Secret Mall Apartment (2024)

Secret-Mall-Apartment
Secret Mall Apartment

Envision dwelling inside a shopping mall illegally it may not sound like fun, but that’s exactly what a ragtag group of conceptual artists does in an intriguing movie that calls into question everything from what can be considered an act of resistance to the very definition of art itself.

Furious at gentrification and the razing of their beloved industrial core to build the enormous Providence Place Mall, eight artists led by the irrepressible Michael Townsend find an unseen, abandoned space up a ladderway between cracks in the mall’s outer shell off the underground parking lot. They want to figure out how to make living quarters. They scrounge for furniture, even construct a wall and put up a door to create a 750 square foot room. They drop a cord down to an electricity source. They eat at the food court, clean up in the mall washrooms and come back to the apartment to watch TV and play video games and plan their next moves. From 2003 through 2007, they schedule it so each person can stay for up to three weeks at a time while maintaining other living quarters.

In “Secret Mall Apartment,” the eight arts activists who had built an exact replica of their hideaway for this film discuss their working process over drinks. For example. How did they get such big pieces of furniture and so many concrete blocks, among other things, up a ladder? The answer comprises one of the movie’s more delightful sequences. When they find a door in the underground parking lot that leads to their ladderway, they open it and an alarm goes off which is terrifying until they realize that when this alarm sounds, nobody comes. It’s only psychological; there’s nothing else behind it as security measure. And when guards finally do catch sight of them accidentally one day, this group gives them some convoluted explanation about being called here by someone from maintenance or whatever (I don’t remember) and the guards just shrug and say, “OK, fine.” To their credit, they acknowledge that it probably wouldn’t have been so easy for them if they were Black or brown.

All eight activists speak eloquently about their politics, their alienation from everything represented by this mall, the joy of tricking authority figures in order to create a secret hideout in the very heart of their most loathed institution. But the leader of the group is undoubtedly charismatic Townsend, who has also overseen an impressive series of art installations described with appropriate admiration by director Jeremy Workman (“The World Before Your Feet”). Townsend’s Tape Art Crew finds willing collaborators among young people, hospital staff and even patients anyone who wants to help them make big public images out of tape. The images can be made for interior walls, even, kids at one hospital did some for their rooms. Another project involved honoring first responders killed on 9/11 by creating portraits inside those individuals’ home communities.

You come to like these people especially Townsend! and you don’t want them to get caught, you have to admire both their bravery and determination in fighting gentrification/commodification/capitalism. (It should be noted here that Townsend’s tape art is public art, whereas a secret mall apartment is not.)

The brilliance of this document is that it leads you up to the point where you ask yourself, why in the world would they do that? Ariana, Townsend’s partner during the event, admits that eventually it all just got a bit old.
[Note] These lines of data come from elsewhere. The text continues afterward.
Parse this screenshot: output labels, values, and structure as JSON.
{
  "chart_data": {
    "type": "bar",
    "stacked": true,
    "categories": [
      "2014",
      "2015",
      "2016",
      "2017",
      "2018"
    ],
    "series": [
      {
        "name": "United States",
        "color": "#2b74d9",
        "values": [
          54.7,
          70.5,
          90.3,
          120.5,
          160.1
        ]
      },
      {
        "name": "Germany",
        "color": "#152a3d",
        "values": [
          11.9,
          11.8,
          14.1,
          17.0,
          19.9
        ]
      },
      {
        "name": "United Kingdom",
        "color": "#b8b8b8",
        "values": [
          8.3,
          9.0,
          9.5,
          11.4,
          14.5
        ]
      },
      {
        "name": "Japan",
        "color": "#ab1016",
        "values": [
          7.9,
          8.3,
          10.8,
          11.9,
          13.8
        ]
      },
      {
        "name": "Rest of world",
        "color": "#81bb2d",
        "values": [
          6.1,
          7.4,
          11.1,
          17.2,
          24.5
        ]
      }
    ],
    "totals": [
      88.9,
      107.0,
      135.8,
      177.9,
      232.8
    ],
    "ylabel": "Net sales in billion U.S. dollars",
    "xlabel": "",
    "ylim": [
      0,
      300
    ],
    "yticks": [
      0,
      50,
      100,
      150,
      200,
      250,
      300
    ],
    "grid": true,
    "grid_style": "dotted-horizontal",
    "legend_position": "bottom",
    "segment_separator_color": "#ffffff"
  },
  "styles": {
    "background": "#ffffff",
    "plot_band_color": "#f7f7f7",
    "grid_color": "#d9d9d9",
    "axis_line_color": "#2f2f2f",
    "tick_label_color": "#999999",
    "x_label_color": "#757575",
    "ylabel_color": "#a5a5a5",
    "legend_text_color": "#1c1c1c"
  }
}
She realized she didn’t want to live at the mall, she wanted to buy things from the mall and take them home to their apartment, but Townsend disagreed.

If this was resistance, wouldn’t it have been helpful for the people you’re resisting against to know what you were doing? Who does this benefit anyway? And if no one can see it then does “it” even count as art?

Like any great reflection on what art means and how it can be used as a political weapon, Workman’s doc raises more questions than answers which is never a bad thing.